S'agissant des départs à la retraite, nous n'avons pas de données précises pour les mutuelles, mais nous en avons pour l'Union des caisses nationales de sécurité sociale (UCANSS), ce qui nous a permis de constater que les départs à la retraite à la CNAMTS étaient suffisants pour permettre la reprise des effectifs des mutuelles.

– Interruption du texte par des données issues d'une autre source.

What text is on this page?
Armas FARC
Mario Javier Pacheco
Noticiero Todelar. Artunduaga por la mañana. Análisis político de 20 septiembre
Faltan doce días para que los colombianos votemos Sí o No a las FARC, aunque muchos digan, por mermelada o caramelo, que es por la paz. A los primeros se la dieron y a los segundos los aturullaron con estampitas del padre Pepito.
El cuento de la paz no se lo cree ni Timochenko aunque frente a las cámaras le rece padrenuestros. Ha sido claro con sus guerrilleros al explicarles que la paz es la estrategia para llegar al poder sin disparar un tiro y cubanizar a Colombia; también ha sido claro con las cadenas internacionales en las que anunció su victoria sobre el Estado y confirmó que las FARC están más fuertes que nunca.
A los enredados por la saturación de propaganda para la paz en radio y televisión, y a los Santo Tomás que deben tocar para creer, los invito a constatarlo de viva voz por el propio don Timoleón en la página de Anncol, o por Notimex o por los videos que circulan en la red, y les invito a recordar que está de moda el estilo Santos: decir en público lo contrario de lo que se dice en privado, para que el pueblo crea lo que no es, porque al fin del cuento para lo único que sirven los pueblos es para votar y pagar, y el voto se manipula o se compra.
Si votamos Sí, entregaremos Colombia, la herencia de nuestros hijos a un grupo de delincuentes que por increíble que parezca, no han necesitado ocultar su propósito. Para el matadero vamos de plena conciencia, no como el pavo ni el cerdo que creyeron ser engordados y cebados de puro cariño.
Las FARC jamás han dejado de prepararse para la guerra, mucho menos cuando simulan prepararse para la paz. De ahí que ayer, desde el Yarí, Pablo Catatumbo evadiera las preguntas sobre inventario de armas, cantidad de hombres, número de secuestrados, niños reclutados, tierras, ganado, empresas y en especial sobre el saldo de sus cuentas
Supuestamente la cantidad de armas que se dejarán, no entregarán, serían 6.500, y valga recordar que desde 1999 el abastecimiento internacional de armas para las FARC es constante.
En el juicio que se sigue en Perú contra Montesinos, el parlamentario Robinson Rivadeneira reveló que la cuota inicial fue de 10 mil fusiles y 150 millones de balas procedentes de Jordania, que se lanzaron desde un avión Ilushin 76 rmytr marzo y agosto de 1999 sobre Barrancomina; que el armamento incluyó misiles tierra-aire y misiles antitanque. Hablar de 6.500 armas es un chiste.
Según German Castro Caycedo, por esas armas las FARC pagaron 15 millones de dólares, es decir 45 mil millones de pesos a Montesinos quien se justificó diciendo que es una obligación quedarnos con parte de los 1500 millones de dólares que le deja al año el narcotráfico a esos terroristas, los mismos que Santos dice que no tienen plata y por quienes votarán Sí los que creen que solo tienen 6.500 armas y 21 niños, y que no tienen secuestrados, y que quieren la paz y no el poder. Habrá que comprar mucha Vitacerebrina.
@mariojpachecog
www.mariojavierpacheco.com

Concernant les systèmes d'information, nous suggérons le maintien de deux régimes pour deux raisons. La première est l'existence de stratégies informatiques différentes entre la MSA et la CNAMTS. Le système d'information de la CNAMTS est un empilement d'outils successifs, au point qu'il est devenu extrêmement complexe et difficilement lisible, car il a été développé essentiellement en interne. De son côté, la MSA achète plutôt des logiciels « sur étagère » et est, de ce point de vue, beaucoup plus souple. Jusqu'à présent, personne n'a voulu initier le chantier de modification du système d'information de la CNAMTS pour le rendre plus productif.

La deuxième raison est l'existence d'un régime interbranche et d'un régime de pure assurance maladie. Nous n'avons donc pas tranché le fait de savoir s'il était plus productif de maintenir l'un plutôt que l'autre.

Par ailleurs, nous notons une dérive extrêmement forte de tous les projets de système d'information, que ce soit au niveau des mutuelles ou des organismes d'assurance maladie obligatoire. À cet égard, nous avons relevé un pilotage insuffisant au niveau du ministère – en raison d'un manque de compétence interne à l'État –, ce qui ne laisse pas espérer un dialogue avec la CNAMTS qui permette à l'État d'imposer ses propres vues.

Enfin, la MSA nous a semblé beaucoup plus réceptive et souple pour faire des offres de reprise en Infogérance.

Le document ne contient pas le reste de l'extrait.